There is plenty to be found on the web already under the headings of work, career and job satisfaction but the writing and opinion pieces I find most interesting are something of a minority view at this time. The title of this blog reflects just one of the differences that is part of a new discussion and approach in this area. To start, I'll offer up a couple of definitions:
work/life fusion: understanding an individual's values, talents and goals and applying them to the pursuit of personal success.
and for all of us who aren't nuclear physicists
fusion: when two or more things join or combine.
The work/life fusion concept grew from a closer study of the work/life balance principle. In my current and previous professions, work/life balance has been a very useful, often laudable principle but, on closer examination, there may be a fundamental flaw in its reasoning.
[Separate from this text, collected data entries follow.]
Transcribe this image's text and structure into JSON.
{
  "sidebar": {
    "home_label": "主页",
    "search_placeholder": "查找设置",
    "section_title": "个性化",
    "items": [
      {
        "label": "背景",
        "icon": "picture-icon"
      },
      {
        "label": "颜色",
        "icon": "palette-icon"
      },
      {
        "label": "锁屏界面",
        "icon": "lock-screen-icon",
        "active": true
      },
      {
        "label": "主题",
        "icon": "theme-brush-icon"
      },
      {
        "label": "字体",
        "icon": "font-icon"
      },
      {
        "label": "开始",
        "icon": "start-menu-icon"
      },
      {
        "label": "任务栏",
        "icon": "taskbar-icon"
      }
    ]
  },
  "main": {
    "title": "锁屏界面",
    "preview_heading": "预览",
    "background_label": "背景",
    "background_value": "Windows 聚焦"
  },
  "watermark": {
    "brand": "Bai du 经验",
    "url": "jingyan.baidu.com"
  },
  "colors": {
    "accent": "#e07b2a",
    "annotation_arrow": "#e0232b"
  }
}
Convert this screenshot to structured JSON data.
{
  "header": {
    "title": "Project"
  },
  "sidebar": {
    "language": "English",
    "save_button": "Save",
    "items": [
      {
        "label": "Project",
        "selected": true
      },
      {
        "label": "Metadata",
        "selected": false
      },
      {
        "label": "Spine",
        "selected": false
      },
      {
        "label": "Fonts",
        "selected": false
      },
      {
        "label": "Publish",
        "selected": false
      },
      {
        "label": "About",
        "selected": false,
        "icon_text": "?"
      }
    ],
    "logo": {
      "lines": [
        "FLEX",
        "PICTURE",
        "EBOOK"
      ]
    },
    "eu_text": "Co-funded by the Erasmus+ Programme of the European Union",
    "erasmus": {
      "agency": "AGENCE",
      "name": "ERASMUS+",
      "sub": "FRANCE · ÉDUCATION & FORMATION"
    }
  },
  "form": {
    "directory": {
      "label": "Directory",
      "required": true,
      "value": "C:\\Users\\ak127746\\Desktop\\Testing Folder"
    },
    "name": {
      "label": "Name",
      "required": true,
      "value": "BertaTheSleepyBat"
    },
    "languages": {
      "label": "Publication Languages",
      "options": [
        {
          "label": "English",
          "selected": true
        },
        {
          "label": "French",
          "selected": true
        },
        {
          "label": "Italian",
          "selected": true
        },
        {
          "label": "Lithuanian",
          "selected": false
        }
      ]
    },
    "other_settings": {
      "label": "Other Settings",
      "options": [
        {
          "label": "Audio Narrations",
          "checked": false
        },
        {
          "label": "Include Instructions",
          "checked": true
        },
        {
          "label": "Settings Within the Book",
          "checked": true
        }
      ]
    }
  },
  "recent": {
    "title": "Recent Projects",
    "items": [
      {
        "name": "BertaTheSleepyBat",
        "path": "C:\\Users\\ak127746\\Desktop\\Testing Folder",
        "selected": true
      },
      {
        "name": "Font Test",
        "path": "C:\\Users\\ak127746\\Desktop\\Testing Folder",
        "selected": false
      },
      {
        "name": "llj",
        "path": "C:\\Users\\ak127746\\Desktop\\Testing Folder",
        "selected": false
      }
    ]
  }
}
Work/life balance separates 'work' and, for want of a better phrase, 'non-work'. Having made this separation work/life balance then sets us forward in a continual struggle to equalise the two. The fusion hypothesis argues that, in doing this, work/life balance essentially creates opposition. It goes on to suggest that where such an opposition is used to support reasoning, it can lead to one side feeling compromised or suppressed, especially at moments of critical decision (e.g. promotion, relocation, career change and so on).
Regardless of how much we would like it to happen, we can't send someone else to work in our place and, because you are the same person who leaves the house in the morning and returns home later that day, work/life fusion looks at the individual in the singular, the individual as a whole.
In taking this approach, work/life fusion suggests that all of our individual priorities (decisions, behaviours, motivations, rewards and actions) can be interpreted using the same set of values. It also argues that when this set of values is trained and tested (i.e. underpinned by a greater degree of outward and inward knowledge, reliance and direction) the resulting change in our relationship with work can edge us all closer to a vocation and/or closer to our individual definitions of work/life success.
With the voices of those who comment playing a central role, this blog is intended to apply, explore, test, gather feedback, perspective and opinion on this subject and find out if work/life balance deserves further criticism and if work/life fusion can evolve into something that has genuine relevance to job seekers, employees and employers, today and into the future.
It is up to us, and by 'us' I mean anyone with an opinion (contrary or otherwise), to ask questions and to get the ball rolling. Please feel free to submit general comments or any specific work/career/balance related questions or issues. I will post more on the subject as regularly as possible and look forward to the conversations unfolding.